The duty which rests upon our government and army is to defeat the rebel forces in the field, as the surest, and, in fact, the only means of crushing the rebellion. It is not their interest nor their duty to interfere with the established laws of labor in the States in which they happen to come. With this we have nothing to do. The President’s proclamation of general emancipation has had no effect upon these immutable laws, and it is idle to suppose that the enrolment of a few negro regiments could effect such a sweeping change. Different kinds of labor are suitable to different climes and countries, and it is sheer folly to attempt to subvert the lessons of long and salutary experience. We may as well attempt to overturn the laws of marriage, of civil rights, of property, of gravitation itself, as to strike at the foundation of the laws that regulate labor. The slaves of the South for a hundred years have been in the condition of dependents on the superior intelligence of the white race; they have been cared for and kindly guarded in sickness and in health; and, though there have been some instances in which brutal owners have brought odium on the patriarchal relations of master and servant, in the majority of cases the negro has been largely benefited. Any interference on our party with this long established system of Southern labor can only bring disaster to ourselves, and more misery and wretchedness to the unfortunate slaves than they have ever dreamt of in their masters’ service.

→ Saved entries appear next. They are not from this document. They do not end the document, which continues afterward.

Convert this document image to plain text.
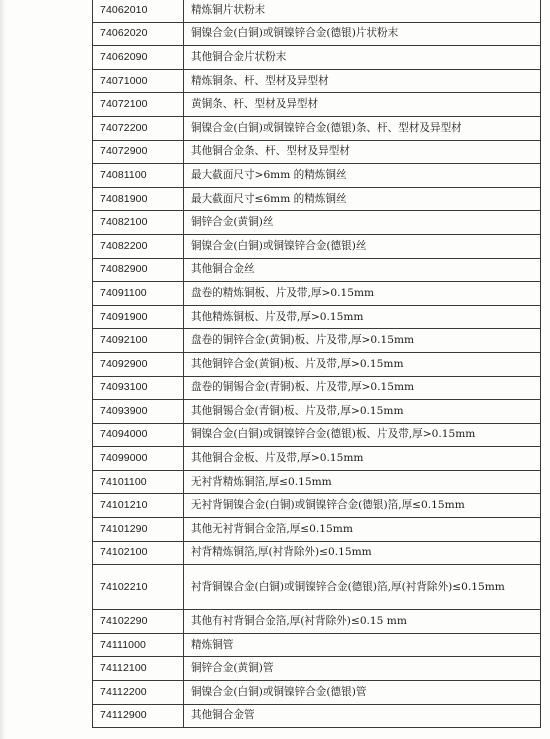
74062010	精炼铜片状粉末
74062020	铜镍合金(白铜)或铜镍锌合金(德银)片状粉末
74062090	其他铜合金片状粉末
74071000	精炼铜条、杆、型材及异型材
74072100	黄铜条、杆、型材及异型材
74072200	铜镍合金(白铜)或铜镍锌合金(德银)条、杆、型材及异型材
74072900	其他铜合金条、杆、型材及异型材
74081100	最大截面尺寸>6mm 的精炼铜丝
74081900	最大截面尺寸≤6mm 的精炼铜丝
74082100	铜锌合金(黄铜)丝
74082200	铜镍合金(白铜)或铜镍锌合金(德银)丝
74082900	其他铜合金丝
74091100	盘卷的精炼铜板、片及带,厚>0.15mm
74091900	其他精炼铜板、片及带,厚>0.15mm
74092100	盘卷的铜锌合金(黄铜)板、片及带,厚>0.15mm
74092900	其他铜锌合金(黄铜)板、片及带,厚>0.15mm
74093100	盘卷的铜锡合金(青铜)板、片及带,厚>0.15mm
74093900	其他铜锡合金(青铜)板、片及带,厚>0.15mm
74094000	铜镍合金(白铜)或铜镍锌合金(德银)板、片及带,厚>0.15mm
74099000	其他铜合金板、片及带,厚>0.15mm
74101100	无衬背精炼铜箔,厚≤0.15mm
74101210	无衬背铜镍合金(白铜)或铜镍锌合金(德银)箔,厚≤0.15mm
74101290	其他无衬背铜合金箔,厚≤0.15mm
74102100	衬背精炼铜箔,厚(衬背除外)≤0.15mm
74102210	衬背铜镍合金(白铜)或铜镍锌合金(德银)箔,厚(衬背除外)≤0.15mm
74102290	其他有衬背铜合金箔,厚(衬背除外)≤0.15 mm
74111000	精炼铜管
74112100	铜锌合金(黄铜)管
74112200	铜镍合金(白铜)或铜镍锌合金(德银)管
74112900	其他铜合金管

Let the government, therefore, set its face firmly against the further organization of negro regiments, and let our generals and other officers turn their attention to the solemn duties now resting upon them – to defeat the rebels and scatter their armies. We know that with the gradual advance of the federal army large numbers of negroes will be thrown upon their hands; but these people can be serviceably employed in a variety of ways – on the trenches, in erecting fortifications, in ploughing up the fields for cultivation, and in ministering to the many other wants of the advancing army. Let their services be employed in any way; but to enroll them as soldiers is to demoralize the regular army and to increase the difficulties we would avoid.
When the rebellion is over; when the rebel armies are destroyed, if it must be so; when peace returns to the land, and the calm, sober second thought of the people shall take the place of the dreadful passions now agitating North and South, then the States themselves can coolly take up the question of labor, and discuss and decide it; for there is no power out of the independent States to pass upon it.